MEF cells, grown until they were 80%–90% confluent, were washed with PBS and incubated with 10 μM 2′,7′-dichlorodihydrofluorescein diacetate (H₂DCF-DA) in Hanks Buffered Salt Solution (HBSS; Gibco) for 30 min at 37°C in the dark. After incubation, the fibroblasts were washed 3×5 ml HBSS before 1 ml of HBSS was added to each plate. Fluorescence was measured by excitation at 485 nm and emission at 538 nm. Cells were lysed, and fluorescence was normalized to protein levels.

Cell viability

Cell viability was assessed using the 3-(4,5-dimethylthiazol-2-yl)-2,5-diphenyltetrazolium bromide (MTT) assay (25, 50). Cells were challenged with xenobiotics in triplicate wells for 24 h, after which 20 μl MTT (5 mg/ml in PBS) was added to the culture medium to achieve a final concentration of 1 mg/ml. Cells were incubated at 37°C for 60 min before being lysed in the MTT lysis buffer and incubated at room temperature for 8 h. The formation of formazan was measured by absorbance at 570 nm.

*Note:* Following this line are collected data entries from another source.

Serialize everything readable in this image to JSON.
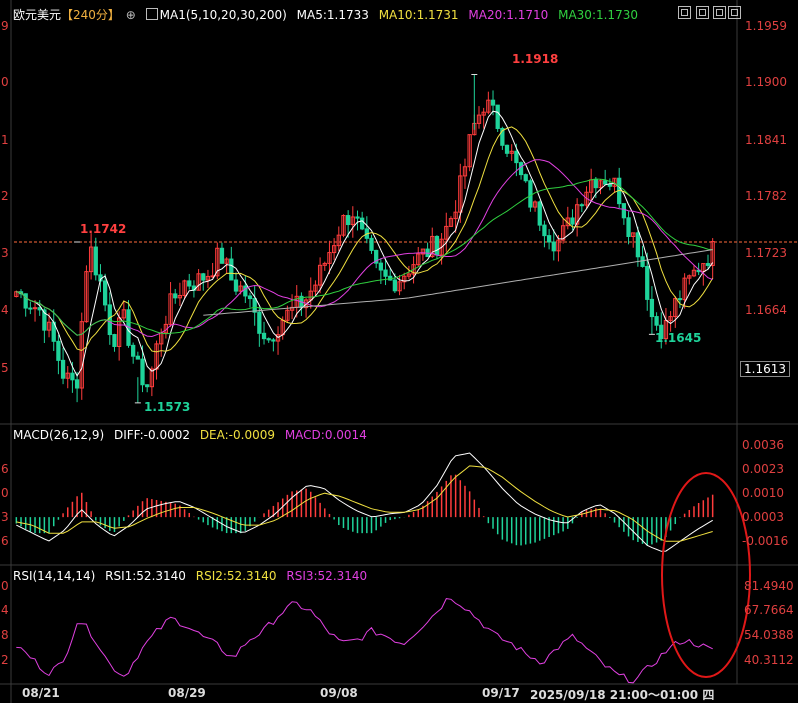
{
  "header": {
    "instrument": "欧元美元",
    "period": "【240分】",
    "add_icon": "plus-circle-icon",
    "ma_icon": "chart-icon",
    "ma_label": "MA1(5,10,20,30,200)",
    "ma5": "MA5:1.1733",
    "ma10": "MA10:1.1731",
    "ma20": "MA20:1.1710",
    "ma30": "MA30:1.1730"
  },
  "window_controls": [
    "fullscreen-icon",
    "restore-icon",
    "maximize-icon",
    "close-icon"
  ],
  "price_axis": [
    "1.1959",
    "1.1900",
    "1.1841",
    "1.1782",
    "1.1723",
    "1.1664",
    "1.1613"
  ],
  "current_price": "1.1613",
  "left_cut_price": [
    "9",
    "0",
    "1",
    "2",
    "3",
    "4",
    "5"
  ],
  "annotations": {
    "high": "1.1918",
    "ref_line": "1.1742",
    "low1": "1.1573",
    "low2": "1.1645"
  },
  "macd": {
    "label": "MACD(26,12,9)",
    "diff": "DIFF:-0.0002",
    "dea": "DEA:-0.0009",
    "macd": "MACD:0.0014",
    "axis": [
      "0.0036",
      "0.0023",
      "0.0010",
      "0.0003",
      "-0.0016"
    ],
    "left_cut": [
      "6",
      "3",
      "0",
      "3",
      "6"
    ]
  },
  "rsi": {
    "label": "RSI(14,14,14)",
    "rsi1": "RSI1:52.3140",
    "rsi2": "RSI2:52.3140",
    "rsi3": "RSI3:52.3140",
    "axis": [
      "81.4940",
      "67.7664",
      "54.0388",
      "40.3112"
    ],
    "left_cut": [
      "0",
      "4",
      "8",
      "2"
    ]
  },
  "x_axis": [
    "08/21",
    "08/29",
    "09/08",
    "09/17",
    "2025/09/18 21:00～01:00 四"
  ],
  "colors": {
    "up": "#ff3c3c",
    "down": "#1fd39a",
    "ma5": "#ffffff",
    "ma10": "#f0e040",
    "ma20": "#e040e0",
    "ma30": "#30d040",
    "ma200": "#b0b0b0",
    "ref": "#ff6a3c",
    "circle": "#e01818"
  },
  "chart_data": [
    {
      "type": "candlestick",
      "title": "欧元美元【240分】",
      "series": [
        {
          "name": "MA5",
          "last": 1.1733
        },
        {
          "name": "MA10",
          "last": 1.1731
        },
        {
          "name": "MA20",
          "last": 1.171
        },
        {
          "name": "MA30",
          "last": 1.173
        }
      ],
      "ylim": [
        1.1573,
        1.1959
      ],
      "y_ticks": [
        1.1959,
        1.19,
        1.1841,
        1.1782,
        1.1723,
        1.1664,
        1.1613
      ],
      "x_ticks": [
        "08/21",
        "08/29",
        "09/08",
        "09/17",
        "2025/09/18 21:00～01:00 四"
      ],
      "close_path": [
        1.169,
        1.168,
        1.167,
        1.164,
        1.16,
        1.159,
        1.1742,
        1.17,
        1.164,
        1.166,
        1.161,
        1.159,
        1.165,
        1.168,
        1.17,
        1.17,
        1.171,
        1.173,
        1.17,
        1.169,
        1.166,
        1.164,
        1.166,
        1.167,
        1.168,
        1.17,
        1.173,
        1.176,
        1.1775,
        1.174,
        1.171,
        1.17,
        1.1705,
        1.172,
        1.173,
        1.174,
        1.176,
        1.18,
        1.186,
        1.189,
        1.187,
        1.184,
        1.181,
        1.178,
        1.176,
        1.174,
        1.176,
        1.179,
        1.181,
        1.181,
        1.18,
        1.176,
        1.173,
        1.166,
        1.165,
        1.168,
        1.17,
        1.172,
        1.1733
      ],
      "annotations": [
        {
          "label": "1.1918",
          "type": "high"
        },
        {
          "label": "1.1742",
          "type": "reference-line"
        },
        {
          "label": "1.1573",
          "type": "low"
        },
        {
          "label": "1.1645",
          "type": "low"
        }
      ]
    },
    {
      "type": "macd",
      "title": "MACD(26,12,9)",
      "series": [
        {
          "name": "DIFF",
          "last": -0.0002,
          "values": [
            -0.0005,
            -0.001,
            -0.0015,
            -0.0008,
            0.0005,
            -0.0005,
            -0.0012,
            -0.0005,
            0.0005,
            0.0008,
            0.001,
            0.0006,
            0.0,
            -0.0006,
            -0.001,
            -0.0005,
            0.0002,
            0.0012,
            0.002,
            0.0018,
            0.001,
            0.0004,
            0.0,
            0.0002,
            0.0003,
            0.0008,
            0.002,
            0.0038,
            0.004,
            0.003,
            0.0018,
            0.0008,
            0.0002,
            -0.0002,
            -0.0004,
            0.0004,
            0.0008,
            0.0002,
            -0.0008,
            -0.0018,
            -0.0022,
            -0.0015,
            -0.0008,
            -0.0002
          ]
        },
        {
          "name": "DEA",
          "last": -0.0009,
          "values": [
            -0.0003,
            -0.0005,
            -0.001,
            -0.001,
            -0.0003,
            -0.0003,
            -0.0007,
            -0.0006,
            -0.0001,
            0.0003,
            0.0006,
            0.0006,
            0.0003,
            -0.0001,
            -0.0005,
            -0.0005,
            -0.0002,
            0.0004,
            0.0011,
            0.0015,
            0.0013,
            0.0009,
            0.0005,
            0.0003,
            0.0003,
            0.0005,
            0.0012,
            0.0024,
            0.0032,
            0.0031,
            0.0025,
            0.0017,
            0.001,
            0.0004,
            0.0,
            0.0002,
            0.0005,
            0.0004,
            -0.0001,
            -0.0009,
            -0.0015,
            -0.0015,
            -0.0012,
            -0.0009
          ]
        },
        {
          "name": "MACD",
          "last": 0.0014
        }
      ],
      "y_ticks": [
        0.0036,
        0.0023,
        0.001,
        0.0003,
        -0.0016
      ]
    },
    {
      "type": "line",
      "title": "RSI(14,14,14)",
      "series": [
        {
          "name": "RSI1",
          "last": 52.314,
          "values": [
            55,
            48,
            40,
            45,
            70,
            60,
            45,
            38,
            52,
            62,
            70,
            66,
            60,
            55,
            48,
            58,
            63,
            72,
            78,
            74,
            64,
            56,
            58,
            63,
            60,
            56,
            64,
            72,
            82,
            76,
            68,
            60,
            56,
            50,
            46,
            54,
            60,
            52,
            44,
            38,
            36,
            44,
            52,
            58,
            56,
            52
          ]
        },
        {
          "name": "RSI2",
          "last": 52.314
        },
        {
          "name": "RSI3",
          "last": 52.314
        }
      ],
      "y_ticks": [
        81.494,
        67.7664,
        54.0388,
        40.3112
      ]
    }
  ]
}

Determination of the half-life of Nrf2

MEF cells were treated with NaHS for 1 h before treatment with CHX (final concentration 40 μg/ml) for between 0 and 120 min. Cell lysates were prepared, and the amount of Nrf2 protein was determined by Western blot. Densitometry analysis was carried out to calculate band intensities, and the relative amount of Nrf2 was plotted on a semi-log graph as described elsewhere (43).

Biotin-switch technique

To determine the extent of protein S-sulfhydration, the BST method was used (51). Duplicate dishes of COS1 cells that had been transfected with expression vectors for Keap1 were allowed to recover for 18 h before they were treated with NaHS for various periods of time. Thereafter, they were subjected to a modified BTS method. Briefly, cells were lysed in the RIPA buffer (50 mM Tris-Cl, pH 7.4, 150 mM NaCl, 1% [v/v] Nonidet P-40, 0.5% [w/v] deoxycholic acid, 0.1% [w/v] SDS) supplemented with 10 mM S-methyl methanethiosulfonate (MMTS) to alkylate free thiols. After centrifugation of lysates, the supernatant was added to 1.6 ml of HEN buffer (100 mM Hepes, 1 mM EDTA, and 0.1 mM neocuproine [pH 8.0]), supplemented with 2.5% (w/v) SDS and 20 μM MMTS, and incubated at 20°C for 18 min to complete the blocking of free thiols. The MMTS was removed from protein samples by acetone precipitation, and proteins were resuspended in the HEN buffer supplemented with 1% SDS. Thereafter, proteins were incubated with 4 mM Biotin–HPDP (Thermo scientific) for 3 h at room temperature to label S-sulfhydrated thiols. Biotinylated, and thus S-sulfhydrated, proteins were precipitated by streptavidin–agarose beads and eluted in an SDS-PAGE sample buffer.

Bioinformatics and statistical analyses

Swiss-Model software was used for molecular modeling of mKeap1 with 3i3nA.pdb as a template. Throughout this study, GraphPad Prism 4 software was used for statistical analysis. The luciferase data were analyzed using Student's t-test, whereas TaqMan data were analyzed using one-way analysis of variance, followed by Newman–Keuls multiple comparison test. Significant increases are expressed as p≤0.001 (***); p≤0.01 (**); p≤0.05 (*); and not significant. Significant decreases are similarly expressed using the dollar ($) symbol.